We had a wonderful time. Tucson is blessed with exceptionally talented artisans and a wealth of cultural resources. Tucson has a unique flavor, with so many historic buildings saved, the mountain vistas in all directions, an extraordinary number of "mom and pop" businesses indicating an entrepreneurial spirit and obvious assimilation of multiple cultures.
I am very proud to call Tucson home except for one thing that mars much of the goodness of the city — the trash everywhere. Tucson's streets and roadways are littered with refuse. Tucson can be a world-class city, but it must clean up. There is no reason to wait to pick up trash. Let's get busy.

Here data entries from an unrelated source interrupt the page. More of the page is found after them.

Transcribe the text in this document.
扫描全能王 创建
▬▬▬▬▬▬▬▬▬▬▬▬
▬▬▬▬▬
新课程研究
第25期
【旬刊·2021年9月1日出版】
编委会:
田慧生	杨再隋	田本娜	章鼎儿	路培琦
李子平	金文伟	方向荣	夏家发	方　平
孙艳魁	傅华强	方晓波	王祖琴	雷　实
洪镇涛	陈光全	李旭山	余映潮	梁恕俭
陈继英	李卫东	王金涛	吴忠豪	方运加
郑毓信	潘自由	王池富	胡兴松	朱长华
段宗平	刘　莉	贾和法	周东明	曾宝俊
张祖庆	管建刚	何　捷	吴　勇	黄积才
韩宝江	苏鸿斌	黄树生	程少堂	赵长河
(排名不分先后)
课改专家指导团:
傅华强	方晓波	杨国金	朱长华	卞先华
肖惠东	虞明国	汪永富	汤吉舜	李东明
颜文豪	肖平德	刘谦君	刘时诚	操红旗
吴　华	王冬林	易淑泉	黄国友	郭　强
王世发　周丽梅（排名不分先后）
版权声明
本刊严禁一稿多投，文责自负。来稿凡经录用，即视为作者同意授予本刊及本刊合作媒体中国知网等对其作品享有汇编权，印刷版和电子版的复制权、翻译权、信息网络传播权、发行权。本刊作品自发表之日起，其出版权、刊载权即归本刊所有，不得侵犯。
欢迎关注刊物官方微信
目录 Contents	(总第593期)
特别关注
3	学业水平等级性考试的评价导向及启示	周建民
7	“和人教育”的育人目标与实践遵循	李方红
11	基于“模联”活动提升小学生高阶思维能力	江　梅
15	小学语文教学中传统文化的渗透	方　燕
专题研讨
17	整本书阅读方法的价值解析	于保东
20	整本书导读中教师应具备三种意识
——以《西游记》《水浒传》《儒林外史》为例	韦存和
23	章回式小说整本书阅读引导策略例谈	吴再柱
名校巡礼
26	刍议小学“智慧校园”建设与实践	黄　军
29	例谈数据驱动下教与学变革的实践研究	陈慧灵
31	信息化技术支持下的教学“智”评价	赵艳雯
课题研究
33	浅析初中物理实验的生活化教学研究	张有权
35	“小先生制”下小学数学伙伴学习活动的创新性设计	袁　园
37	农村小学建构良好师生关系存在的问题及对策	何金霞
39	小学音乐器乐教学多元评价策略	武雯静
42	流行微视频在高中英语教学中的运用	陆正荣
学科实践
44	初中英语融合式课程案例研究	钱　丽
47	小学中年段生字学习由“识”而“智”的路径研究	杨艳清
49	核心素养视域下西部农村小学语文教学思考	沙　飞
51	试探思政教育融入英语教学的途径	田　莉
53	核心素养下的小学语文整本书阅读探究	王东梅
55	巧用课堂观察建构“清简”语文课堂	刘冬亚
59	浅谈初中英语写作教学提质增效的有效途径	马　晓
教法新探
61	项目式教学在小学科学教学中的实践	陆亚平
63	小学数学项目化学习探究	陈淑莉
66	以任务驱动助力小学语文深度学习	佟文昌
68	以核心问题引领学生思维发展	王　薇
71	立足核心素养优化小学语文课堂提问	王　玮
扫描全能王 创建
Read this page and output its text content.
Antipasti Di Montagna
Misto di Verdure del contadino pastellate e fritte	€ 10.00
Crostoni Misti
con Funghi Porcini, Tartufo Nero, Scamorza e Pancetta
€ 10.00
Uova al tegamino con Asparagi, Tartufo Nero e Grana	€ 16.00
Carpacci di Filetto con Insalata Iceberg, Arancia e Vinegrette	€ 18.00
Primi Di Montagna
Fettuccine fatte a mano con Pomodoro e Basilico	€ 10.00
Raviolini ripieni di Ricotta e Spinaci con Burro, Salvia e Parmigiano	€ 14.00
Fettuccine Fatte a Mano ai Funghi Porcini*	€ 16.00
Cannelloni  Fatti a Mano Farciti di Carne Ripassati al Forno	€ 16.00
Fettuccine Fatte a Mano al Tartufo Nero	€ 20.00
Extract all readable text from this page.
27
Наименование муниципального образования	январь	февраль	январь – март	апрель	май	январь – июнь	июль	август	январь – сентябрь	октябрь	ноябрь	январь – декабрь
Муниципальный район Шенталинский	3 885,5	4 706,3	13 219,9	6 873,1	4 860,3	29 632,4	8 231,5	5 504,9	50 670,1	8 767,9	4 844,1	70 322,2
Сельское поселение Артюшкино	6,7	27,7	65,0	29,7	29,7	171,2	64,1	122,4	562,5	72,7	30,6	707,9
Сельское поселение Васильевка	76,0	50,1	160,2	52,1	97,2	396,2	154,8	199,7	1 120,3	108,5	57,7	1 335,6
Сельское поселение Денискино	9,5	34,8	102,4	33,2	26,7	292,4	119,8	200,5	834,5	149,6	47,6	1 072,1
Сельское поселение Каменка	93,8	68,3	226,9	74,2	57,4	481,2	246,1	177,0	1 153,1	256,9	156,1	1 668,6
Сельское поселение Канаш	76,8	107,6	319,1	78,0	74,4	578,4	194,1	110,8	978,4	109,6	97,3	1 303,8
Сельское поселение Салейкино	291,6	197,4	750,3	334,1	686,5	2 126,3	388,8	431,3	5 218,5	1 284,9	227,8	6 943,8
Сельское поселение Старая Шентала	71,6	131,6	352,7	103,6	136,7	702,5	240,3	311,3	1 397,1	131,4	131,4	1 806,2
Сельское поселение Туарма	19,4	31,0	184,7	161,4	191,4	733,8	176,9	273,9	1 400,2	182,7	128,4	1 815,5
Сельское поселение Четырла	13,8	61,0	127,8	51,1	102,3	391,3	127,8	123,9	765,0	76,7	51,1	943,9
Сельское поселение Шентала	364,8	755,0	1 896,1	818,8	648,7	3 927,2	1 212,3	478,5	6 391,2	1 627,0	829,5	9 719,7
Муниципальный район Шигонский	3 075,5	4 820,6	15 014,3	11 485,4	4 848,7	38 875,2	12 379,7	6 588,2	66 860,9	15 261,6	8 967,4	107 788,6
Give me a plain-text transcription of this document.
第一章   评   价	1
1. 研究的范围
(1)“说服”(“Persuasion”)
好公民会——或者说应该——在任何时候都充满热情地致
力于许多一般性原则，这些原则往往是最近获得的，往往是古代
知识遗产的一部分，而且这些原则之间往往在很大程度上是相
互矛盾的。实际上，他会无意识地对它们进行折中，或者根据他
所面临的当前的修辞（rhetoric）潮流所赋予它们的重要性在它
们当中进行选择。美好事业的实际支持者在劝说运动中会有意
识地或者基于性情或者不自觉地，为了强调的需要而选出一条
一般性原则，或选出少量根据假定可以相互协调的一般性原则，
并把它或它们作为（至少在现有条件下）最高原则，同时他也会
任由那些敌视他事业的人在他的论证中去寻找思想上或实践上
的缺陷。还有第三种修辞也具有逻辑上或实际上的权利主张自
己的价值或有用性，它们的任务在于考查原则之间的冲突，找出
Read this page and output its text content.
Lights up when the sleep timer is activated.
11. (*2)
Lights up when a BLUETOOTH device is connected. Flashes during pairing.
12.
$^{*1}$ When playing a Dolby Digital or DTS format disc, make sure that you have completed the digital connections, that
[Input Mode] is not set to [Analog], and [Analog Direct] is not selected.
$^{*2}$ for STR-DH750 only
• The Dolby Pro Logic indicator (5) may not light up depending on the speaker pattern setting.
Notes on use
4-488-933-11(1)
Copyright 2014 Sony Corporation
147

Ventana Room didn't live up to hype
Re: the Sept. 14 article "Ventana Room offered artistic dining."
Count me among those who are not mourning the demise of the Ventana Room. I have dined in fine restaurants from coast to coast, and my one dinner there was one of the worst dining experiences I've ever had.
First, we were made to stand by the entry podium for seven or eight minutes before we were seated, despite a reservation, and a nearly empty dining room.
The service was laughably pompous and condescending. The presentation of everything from the bread and butter to the dessert was absurdly precious. And finally, the meal did not live up to the hype, or the prices.